Since joining the ETI in 2008, Pacific Brands has demonstrated leadership and yearly improvements which has seen its membership status upgraded from Beginner in 2008, to Improver in 2010 and to Achiever in 2011.

Pacific Brands is also a signatory to the Bangladesh Accord and is committed to driving safe working conditions in the country, notwithstanding that the Company does not currently source from Bangladesh.

== Controversies ==

===Local manufacturing===
Pacific Brands have been criticised by union groups for their decision to move manufacturing overseas. In 2009, the board of Pacific Brands announced the redundancy of 1,850 employees, as part of a plan to move manufacturing operations to China. Union groups protested against the decision.

===Human rights===
Oxfam Australia has urged Pacific Brands to adopt transparent and independent auditing practices of its workers' conditions in its supply chain, as an initial step towards ensuring respect for the rights of workers.
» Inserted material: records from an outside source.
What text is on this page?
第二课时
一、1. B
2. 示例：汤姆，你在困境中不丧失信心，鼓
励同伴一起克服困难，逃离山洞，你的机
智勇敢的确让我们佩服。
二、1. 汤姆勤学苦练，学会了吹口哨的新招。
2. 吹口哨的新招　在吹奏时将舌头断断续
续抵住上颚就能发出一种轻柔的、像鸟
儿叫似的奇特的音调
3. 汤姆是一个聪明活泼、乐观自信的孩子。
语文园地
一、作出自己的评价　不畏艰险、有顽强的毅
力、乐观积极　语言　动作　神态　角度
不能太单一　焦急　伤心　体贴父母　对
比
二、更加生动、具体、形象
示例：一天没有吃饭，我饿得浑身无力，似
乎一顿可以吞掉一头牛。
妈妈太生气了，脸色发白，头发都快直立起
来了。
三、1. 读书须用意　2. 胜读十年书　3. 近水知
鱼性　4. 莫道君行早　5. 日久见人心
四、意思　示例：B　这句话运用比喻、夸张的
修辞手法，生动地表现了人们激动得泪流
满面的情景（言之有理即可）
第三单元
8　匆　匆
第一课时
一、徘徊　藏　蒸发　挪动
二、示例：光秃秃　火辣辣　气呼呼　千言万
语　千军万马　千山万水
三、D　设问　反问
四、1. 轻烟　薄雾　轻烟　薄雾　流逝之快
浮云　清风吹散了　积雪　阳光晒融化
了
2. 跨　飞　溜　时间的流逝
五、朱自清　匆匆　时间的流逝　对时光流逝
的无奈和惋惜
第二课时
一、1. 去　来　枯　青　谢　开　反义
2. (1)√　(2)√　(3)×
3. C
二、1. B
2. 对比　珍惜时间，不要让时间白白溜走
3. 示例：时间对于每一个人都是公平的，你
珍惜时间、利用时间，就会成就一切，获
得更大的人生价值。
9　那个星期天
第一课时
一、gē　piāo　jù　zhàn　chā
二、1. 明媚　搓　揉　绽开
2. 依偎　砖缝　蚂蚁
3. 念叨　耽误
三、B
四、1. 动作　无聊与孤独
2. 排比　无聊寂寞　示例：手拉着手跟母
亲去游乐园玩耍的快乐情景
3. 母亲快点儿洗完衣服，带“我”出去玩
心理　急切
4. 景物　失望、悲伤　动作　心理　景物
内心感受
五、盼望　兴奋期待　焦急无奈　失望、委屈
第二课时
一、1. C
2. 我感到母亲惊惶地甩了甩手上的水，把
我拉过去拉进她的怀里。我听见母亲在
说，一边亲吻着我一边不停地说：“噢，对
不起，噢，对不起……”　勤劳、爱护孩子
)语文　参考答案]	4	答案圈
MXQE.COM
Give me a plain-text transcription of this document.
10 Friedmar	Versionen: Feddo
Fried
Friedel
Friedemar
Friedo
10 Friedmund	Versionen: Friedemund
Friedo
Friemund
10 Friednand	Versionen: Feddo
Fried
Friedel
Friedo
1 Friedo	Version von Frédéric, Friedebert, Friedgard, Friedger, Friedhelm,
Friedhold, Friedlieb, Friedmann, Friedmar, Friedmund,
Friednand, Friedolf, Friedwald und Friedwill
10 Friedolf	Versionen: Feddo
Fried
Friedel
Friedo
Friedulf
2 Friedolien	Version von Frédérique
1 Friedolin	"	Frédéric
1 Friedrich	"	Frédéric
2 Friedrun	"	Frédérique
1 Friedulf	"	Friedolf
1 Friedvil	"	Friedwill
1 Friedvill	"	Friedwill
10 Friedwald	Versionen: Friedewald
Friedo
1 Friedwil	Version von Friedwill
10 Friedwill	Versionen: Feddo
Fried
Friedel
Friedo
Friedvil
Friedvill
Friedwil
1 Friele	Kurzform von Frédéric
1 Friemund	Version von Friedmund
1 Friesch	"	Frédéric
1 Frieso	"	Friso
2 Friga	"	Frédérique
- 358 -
===Executive remuneration===
During Morphet's leadership of Pacific Brands, sales had fallen by 15 per cent and net profit by 40 per cent. EPS decreased from 11.5 cents/share to 3.0 cents/share.

In October 2011, Pacific Brands shareholders voiced their disapproval for its remuneration report. There was a backlash from investors due to Pacific Brands bonuses. Although shareholders have had the right to vote on remuneration reports since 2005, the results of the shareholder vote were not binding on the board. Under the new rule, a company will be obliged to hold a spill vote of its board if its remuneration report is not supported by 75% or more shareholders for two years in a row. In the following year, shareholders supported the remuneration report, avoiding a second strike.